Le lexique de l’imaginaire, comme « j’ai rêvées » (v. 4) ou « rêveur » (v. 6), montre aussi
bien le sens de fantaisie. Une autre caractéristique « fantaisiste » est le mélange des motifs
poétiques traditionnels comme les mots « Muse, lyre, ciel, étoiles, féal, amours
splendides… » avec un vocabulaire franchement prosaïque comme par exemple « culotte,
large trou, poches crevées, paletot, élastiques, Oh! là là! ».
1
cf. dictionnaire de l’Académie en ligne :
http://atilf.atilf.fr/dendien/scripts/generic/cherche.exe?22;s=3943961835 (du 20/12/2009).
-4-
Ce mélange répond à un but parodique. Il s'agit pour Rimbaud d'affirmer son refus de la
« vieillerie poétique » et éventuellement d'ironiser sur lui-même. Ce mélange de la langue
écrite et de la langue familier culmine avec le dernier vers du poème : « de mes souliers
blessés, un pied contre mon cœur ». L’expression « Oh ! là là ! » donne une dimension
enfantine et les déterminants possessifs renforcent cette impression d’enfance dans le poème:
« Mon paletot » (v. 2)ou « mes étoiles » (v. 8).
Rimbaud évoque une rupture avec son monde. Il rompt avec ses habitudes et ses pensées. Au
début, on a l’impression que sa fuite est en premier lieu d’une façon physique. Il rompt avec
son lieu de vie et prend la vie d'un fugueur. De nombreux verbes d'action et de voyages nous
le démontrent: « je m'en allais » (v. 1) ou « j'allais » (v. 3).

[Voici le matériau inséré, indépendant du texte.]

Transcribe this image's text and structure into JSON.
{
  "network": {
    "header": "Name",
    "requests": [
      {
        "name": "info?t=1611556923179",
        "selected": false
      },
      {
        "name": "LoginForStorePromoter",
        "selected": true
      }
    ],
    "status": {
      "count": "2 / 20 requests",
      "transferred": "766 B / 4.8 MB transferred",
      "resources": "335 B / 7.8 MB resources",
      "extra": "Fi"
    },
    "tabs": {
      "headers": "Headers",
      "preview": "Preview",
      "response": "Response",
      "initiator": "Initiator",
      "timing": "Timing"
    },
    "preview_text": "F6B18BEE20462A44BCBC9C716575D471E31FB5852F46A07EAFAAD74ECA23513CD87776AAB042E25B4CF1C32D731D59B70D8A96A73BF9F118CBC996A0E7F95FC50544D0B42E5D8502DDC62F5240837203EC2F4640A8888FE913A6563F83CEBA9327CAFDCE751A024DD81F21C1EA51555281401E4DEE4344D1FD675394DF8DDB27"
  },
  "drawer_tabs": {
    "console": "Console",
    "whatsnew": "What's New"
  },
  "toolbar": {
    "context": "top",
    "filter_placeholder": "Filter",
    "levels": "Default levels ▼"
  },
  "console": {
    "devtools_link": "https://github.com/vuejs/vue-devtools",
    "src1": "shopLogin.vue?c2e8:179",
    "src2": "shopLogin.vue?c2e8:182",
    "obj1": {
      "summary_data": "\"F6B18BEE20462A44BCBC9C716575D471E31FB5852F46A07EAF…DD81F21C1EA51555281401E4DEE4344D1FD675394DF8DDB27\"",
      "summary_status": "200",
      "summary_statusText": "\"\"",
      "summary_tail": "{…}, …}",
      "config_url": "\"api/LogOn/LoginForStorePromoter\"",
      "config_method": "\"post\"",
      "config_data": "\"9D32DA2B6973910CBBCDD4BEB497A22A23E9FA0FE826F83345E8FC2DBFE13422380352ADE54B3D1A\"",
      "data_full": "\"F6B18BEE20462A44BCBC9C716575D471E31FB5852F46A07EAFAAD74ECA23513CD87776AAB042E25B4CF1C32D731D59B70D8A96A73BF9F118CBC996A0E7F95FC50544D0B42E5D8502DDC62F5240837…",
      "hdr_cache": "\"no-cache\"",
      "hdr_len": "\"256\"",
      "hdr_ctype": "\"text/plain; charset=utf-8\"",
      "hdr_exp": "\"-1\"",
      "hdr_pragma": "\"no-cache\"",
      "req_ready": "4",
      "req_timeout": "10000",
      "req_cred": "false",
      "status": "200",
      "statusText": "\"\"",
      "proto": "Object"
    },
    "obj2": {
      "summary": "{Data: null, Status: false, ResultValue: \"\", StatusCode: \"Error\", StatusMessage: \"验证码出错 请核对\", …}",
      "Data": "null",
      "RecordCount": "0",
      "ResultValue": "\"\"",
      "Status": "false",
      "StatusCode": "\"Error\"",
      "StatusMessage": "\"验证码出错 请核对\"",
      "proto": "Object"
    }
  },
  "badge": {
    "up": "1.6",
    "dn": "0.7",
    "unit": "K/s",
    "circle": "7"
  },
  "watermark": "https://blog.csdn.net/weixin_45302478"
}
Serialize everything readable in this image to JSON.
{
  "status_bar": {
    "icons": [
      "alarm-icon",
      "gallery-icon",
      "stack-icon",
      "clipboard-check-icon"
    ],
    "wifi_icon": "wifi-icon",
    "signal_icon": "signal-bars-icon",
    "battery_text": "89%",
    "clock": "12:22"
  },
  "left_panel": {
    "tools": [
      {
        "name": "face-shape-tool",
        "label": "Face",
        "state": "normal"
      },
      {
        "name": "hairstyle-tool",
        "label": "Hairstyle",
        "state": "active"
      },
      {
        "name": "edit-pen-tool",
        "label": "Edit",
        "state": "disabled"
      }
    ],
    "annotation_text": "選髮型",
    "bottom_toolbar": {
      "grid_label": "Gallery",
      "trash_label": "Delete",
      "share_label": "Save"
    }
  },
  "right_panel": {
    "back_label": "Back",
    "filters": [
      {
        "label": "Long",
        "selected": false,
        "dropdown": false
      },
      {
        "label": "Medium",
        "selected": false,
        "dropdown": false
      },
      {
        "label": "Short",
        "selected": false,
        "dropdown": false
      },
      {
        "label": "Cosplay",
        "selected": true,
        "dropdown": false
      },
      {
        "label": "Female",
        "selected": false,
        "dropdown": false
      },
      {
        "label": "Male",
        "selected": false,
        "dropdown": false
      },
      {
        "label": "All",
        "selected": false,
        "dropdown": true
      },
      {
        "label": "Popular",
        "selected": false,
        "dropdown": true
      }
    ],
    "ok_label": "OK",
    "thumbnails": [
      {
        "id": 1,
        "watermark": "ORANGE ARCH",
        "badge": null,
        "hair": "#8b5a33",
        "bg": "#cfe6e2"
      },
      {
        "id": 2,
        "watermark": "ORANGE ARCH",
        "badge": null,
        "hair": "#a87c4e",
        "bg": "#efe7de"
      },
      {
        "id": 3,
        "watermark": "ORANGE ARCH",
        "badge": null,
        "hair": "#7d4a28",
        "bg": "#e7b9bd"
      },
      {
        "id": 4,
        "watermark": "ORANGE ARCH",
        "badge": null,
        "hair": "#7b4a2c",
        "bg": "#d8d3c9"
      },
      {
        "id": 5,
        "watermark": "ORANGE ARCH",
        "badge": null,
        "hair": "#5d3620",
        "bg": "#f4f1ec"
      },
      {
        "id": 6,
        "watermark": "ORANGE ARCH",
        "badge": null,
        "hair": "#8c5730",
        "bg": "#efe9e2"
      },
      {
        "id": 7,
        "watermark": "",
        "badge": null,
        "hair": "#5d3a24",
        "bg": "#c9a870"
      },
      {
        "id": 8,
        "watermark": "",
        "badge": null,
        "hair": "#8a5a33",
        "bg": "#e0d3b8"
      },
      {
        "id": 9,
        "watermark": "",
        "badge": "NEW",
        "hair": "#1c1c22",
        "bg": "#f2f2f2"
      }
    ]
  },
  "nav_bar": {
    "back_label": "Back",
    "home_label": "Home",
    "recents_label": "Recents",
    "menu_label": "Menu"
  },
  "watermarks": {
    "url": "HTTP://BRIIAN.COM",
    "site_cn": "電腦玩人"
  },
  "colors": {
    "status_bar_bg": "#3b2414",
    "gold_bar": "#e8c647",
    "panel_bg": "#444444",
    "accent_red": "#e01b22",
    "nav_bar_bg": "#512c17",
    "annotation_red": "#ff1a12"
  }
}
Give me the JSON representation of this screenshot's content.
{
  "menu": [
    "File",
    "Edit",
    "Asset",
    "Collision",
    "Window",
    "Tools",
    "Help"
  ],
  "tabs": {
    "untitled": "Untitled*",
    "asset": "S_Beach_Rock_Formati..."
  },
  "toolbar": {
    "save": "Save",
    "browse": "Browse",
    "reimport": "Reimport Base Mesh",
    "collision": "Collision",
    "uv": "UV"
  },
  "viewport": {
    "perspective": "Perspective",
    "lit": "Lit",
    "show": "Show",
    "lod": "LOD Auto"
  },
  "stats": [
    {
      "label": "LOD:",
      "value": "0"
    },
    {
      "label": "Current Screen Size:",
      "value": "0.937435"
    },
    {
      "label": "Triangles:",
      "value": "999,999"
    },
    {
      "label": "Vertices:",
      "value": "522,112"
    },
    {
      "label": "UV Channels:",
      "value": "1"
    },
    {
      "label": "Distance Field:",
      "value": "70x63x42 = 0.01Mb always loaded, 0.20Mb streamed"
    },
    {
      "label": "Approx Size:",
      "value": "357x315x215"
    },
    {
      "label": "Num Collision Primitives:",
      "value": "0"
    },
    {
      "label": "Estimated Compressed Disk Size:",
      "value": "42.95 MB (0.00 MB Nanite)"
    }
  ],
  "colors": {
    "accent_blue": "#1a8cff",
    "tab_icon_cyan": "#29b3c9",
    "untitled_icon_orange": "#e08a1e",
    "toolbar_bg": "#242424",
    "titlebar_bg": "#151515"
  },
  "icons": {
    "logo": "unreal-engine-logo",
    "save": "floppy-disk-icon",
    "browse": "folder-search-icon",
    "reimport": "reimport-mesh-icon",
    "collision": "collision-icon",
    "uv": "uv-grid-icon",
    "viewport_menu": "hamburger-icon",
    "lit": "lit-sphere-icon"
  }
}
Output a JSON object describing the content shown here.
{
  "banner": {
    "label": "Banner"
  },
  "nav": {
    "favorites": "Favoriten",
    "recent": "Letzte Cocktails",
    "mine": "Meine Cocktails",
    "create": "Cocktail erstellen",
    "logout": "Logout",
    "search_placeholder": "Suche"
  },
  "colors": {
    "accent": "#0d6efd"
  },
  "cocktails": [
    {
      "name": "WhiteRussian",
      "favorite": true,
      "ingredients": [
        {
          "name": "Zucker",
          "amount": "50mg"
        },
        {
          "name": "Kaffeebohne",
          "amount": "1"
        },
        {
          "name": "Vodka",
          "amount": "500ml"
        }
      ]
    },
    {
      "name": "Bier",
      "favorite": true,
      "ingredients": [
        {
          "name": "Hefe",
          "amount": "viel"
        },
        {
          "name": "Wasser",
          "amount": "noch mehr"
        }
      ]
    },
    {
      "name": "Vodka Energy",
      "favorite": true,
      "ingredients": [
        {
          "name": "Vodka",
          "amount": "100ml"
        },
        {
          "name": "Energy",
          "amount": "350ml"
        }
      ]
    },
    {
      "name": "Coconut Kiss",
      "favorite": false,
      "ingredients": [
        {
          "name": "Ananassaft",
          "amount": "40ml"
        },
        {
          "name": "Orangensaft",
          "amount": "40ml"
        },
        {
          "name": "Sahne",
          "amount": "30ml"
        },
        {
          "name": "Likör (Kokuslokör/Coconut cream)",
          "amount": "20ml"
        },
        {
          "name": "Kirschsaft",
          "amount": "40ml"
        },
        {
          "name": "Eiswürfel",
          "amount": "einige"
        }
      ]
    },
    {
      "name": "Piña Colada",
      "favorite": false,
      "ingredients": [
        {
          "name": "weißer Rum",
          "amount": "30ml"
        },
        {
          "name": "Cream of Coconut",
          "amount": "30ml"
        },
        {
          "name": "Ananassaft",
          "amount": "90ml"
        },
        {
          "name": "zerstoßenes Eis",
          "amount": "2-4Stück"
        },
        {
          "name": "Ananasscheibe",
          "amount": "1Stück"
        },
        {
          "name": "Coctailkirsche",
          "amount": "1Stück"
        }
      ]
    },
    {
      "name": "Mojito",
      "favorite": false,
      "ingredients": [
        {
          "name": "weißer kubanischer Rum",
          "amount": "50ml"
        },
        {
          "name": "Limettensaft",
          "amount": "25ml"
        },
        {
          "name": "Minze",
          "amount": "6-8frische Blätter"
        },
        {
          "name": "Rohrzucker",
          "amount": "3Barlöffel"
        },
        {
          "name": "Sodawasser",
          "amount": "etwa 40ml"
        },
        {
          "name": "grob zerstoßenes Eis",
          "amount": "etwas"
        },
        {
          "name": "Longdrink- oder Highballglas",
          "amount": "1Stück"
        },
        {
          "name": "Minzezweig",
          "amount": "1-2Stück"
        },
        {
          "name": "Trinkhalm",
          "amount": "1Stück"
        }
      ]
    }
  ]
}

L'utilisation de l'imparfait qui a une valeur de répétition donc de détermination renforce cette
image. Ses « poings » (v. 1) sont dans « ses poches crevées » (v. 1) ; il s’agit des poings et
non des mains ce qui montre encore la détermination et la volonté de partir à cause de son
image de force. Il y a aussi une image violente.
Si cette rupture est tout d'abord physique, elle est aussi morale. Rimbaud montre une brisure
avec la société dont il est issu, en mettant ses poings dans ses poches crevées. Son paletot
idéal et sa culotte largement trouée expriment au premier sens un trou et un manque, mais ils
montrent aussi la rupture d'un adolescent en crise qui rejette les principes de son
environnement et qui, par conséquence, essaie de partir à l'aventure.
Le poète amène d'autres ruptures : il allait « sous le ciel » (v.3). Le moi littéraire s'approche
d'un ciel dont il rêve et non d'une terre où il marche.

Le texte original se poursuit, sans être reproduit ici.